Dimulai dari ayahku, yang saat itu baru saja pulang ke rumah setelah beberapa lama dirawat di rumah sakit. Setelah pulang ke rumah, ayahku berulang kali menyatakan kerinduannya untuk berangkat ke Tanah Suci.

Ayah dan Ibuku telah berangkat berhaji lama berselang. Dan tampaknya kerinduan untuk kembali berada di sana menghampiri ayahku.

Tapi saat itu, kondisi memang belum memungkinkan. Baik kondisi kesehatannya sendiri, disamping tentu saja, juga diperlukan dana untuk dapat berangkat ke sana.

Tapi kami berniat, sungguh berniat.

Kami anak- anaknya bersepakat, pada kesempatan pertama yang memungkinkan, kami akan mengupayakan agar kedua orang tua kami dapat berangkat ke Tanah Suci dan pada saat itu, siapapun dari kami yang dapat menemani beliau berdualah yang akan berangkat.

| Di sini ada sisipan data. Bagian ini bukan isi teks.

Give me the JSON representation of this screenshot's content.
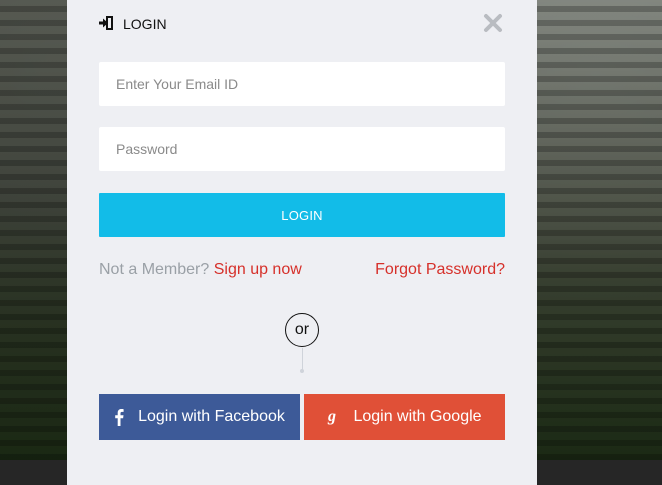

Suamiku, begitu mendengar rencana itu, pernah menyampaikan beberapa rencana sehubungan dengan itu. Rencananya adalah, jika memungkinkan, kami akan menemani ayah dan ibuku berangkat ke Tanah Suci. Kami yang dimaksud adalah aku dan suamiku beserta ketiga anak kami.

Dan kami sungguh berusaha untuk itu. Tapi tampaknya hal tersebut tak semudah yang kami duga. Baik dana maupun kesempatan tampaknya tak juga datang.

Aku tahu bahwa adik- adikkupun berusaha seperti kami, dan sampai beberapa bulan berjalan, niat itu belum juga terwujud.

Sampai suatu hari sekitar sebulan yang lalu…

Ibuku menghubungiku. Mengatakan bahwa Bapak dan Ibu ada rejeki sehingga rencana ke Tanah Suci akan segera diwujudkan. Lalu karena akan diperlukan seorang perempuan dan seorang laki- laki untuk menemani beliau berdua saat berada di sana, perundingan keluarga memutuskan bahwa aku dan seorang adikku, laki- laki, yang akan berangkat.

mekah

Oh…

Sesungguhnya… aku tak dapat mengatakan apa yang kurasakan pada saat itu.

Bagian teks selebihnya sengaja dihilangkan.